Un an plus tard, c’est peu dire que le collectif fondé par Jade Verda, Justine Sène et Pauline Lida a fait du chemin. En mars dernier, Minuit 12 donnait deux représentations d’Écume, son premier spectacle « intégral », sur les planches de la MPAA Saint-Germain, après en avoir présenté des extraits sur plusieurs scènes, dont celles du Climax Festival et de l’Académie du Climat.
Inspiré par la thématique de l’eau, Écume est accompagné d’une bande-son entièrement composée par l’une des danseuses du collectif, Inès alias Arabic Flavor Music lorsqu’elle officie en tant que beatmakeuse. Ce profil « pluridisciplinaire » caractérise bon nombre des trente et quelques membres que compte aujourd’hui Minuit 12 — à commencer par ses fondatrices : Pauline est aussi photographe, Jade plasticienne. Un leitmotiv qui les pousse à aller chercher d’autres créatif·ves pour les mobiliser face à l’urgence climatique.
C’est l’ambition de leur dernier projet en date, « Magma ». Derrière ce nom incandescent, une série de workshops sur le thème « art et activisme écologique » avec des étudiants en écoles d’art, un festival d’une semaine à l’Académie du Climat, un court métrage tourné dans la forêt de Poligny et la Magma, première « marche artistique pour le climat » à Paris, le 11 juin prochain.

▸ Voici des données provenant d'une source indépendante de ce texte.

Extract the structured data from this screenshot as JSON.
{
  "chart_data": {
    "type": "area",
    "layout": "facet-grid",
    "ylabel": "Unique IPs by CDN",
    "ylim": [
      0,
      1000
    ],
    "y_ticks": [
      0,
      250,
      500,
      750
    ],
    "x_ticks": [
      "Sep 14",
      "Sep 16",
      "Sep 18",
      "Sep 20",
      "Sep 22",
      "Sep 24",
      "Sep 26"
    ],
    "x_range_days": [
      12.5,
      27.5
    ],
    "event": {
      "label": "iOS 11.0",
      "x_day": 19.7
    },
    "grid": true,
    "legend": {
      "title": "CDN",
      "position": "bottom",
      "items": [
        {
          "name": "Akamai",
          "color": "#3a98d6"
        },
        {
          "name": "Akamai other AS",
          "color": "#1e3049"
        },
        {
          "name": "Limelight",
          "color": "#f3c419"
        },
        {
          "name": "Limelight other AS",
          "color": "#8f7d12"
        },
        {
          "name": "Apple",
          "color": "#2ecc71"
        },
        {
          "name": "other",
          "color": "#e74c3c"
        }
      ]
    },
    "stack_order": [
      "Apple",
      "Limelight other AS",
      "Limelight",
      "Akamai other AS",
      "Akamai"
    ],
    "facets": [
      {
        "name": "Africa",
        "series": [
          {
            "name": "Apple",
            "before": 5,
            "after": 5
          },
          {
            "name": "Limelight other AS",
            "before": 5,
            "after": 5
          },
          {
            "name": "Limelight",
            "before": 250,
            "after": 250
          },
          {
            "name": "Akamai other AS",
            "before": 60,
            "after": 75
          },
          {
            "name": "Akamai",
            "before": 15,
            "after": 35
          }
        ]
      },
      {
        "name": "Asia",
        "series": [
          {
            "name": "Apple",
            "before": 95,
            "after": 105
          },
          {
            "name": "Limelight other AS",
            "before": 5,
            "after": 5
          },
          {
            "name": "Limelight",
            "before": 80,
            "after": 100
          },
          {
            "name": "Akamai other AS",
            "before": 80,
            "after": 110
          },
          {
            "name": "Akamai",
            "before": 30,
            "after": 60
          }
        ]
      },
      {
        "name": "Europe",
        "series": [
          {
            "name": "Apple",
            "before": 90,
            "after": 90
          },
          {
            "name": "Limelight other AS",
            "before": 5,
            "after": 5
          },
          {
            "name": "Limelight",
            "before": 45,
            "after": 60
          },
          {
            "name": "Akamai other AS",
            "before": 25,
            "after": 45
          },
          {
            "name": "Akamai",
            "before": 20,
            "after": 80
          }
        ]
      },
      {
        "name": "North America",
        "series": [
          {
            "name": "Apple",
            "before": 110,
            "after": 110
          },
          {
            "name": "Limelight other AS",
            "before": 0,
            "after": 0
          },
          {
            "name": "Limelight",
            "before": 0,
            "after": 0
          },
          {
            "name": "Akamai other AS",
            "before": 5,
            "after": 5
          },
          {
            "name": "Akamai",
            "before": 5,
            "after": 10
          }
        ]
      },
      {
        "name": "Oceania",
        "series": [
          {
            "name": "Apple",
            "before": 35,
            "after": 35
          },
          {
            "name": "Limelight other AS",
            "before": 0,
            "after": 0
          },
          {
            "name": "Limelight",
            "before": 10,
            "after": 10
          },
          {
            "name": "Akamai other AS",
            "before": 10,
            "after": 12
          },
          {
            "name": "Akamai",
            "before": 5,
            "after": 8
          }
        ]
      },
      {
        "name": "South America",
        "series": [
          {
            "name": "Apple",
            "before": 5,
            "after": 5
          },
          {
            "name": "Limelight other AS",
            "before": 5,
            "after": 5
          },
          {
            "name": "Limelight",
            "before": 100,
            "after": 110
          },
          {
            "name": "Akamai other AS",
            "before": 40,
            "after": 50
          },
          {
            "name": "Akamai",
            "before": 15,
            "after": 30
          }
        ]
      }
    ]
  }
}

Pioche! a parlé écologie inclusive, pluralité des esthétiques et esthétique militante avec Jade Verda et Pauline Lida.
Le collectif Minuit 12 s’est construit autour de la rencontre entre la danse et l’engagement climatique. Qu’est-ce qui est arrivé en premier chez vous ?
Pauline : Petite, j’ai fait partie de la section environnement de mon conseil municipal d’enfants. Mais pendant longtemps, c’est resté un peu abstrait, je voyais mal ce que je pouvais faire en tant qu’individu. Puis, des années plus tard, je suis partie étudier la danse à New York, et j’ai vécu dans une Co-Op axée autour des thématiques environnementales.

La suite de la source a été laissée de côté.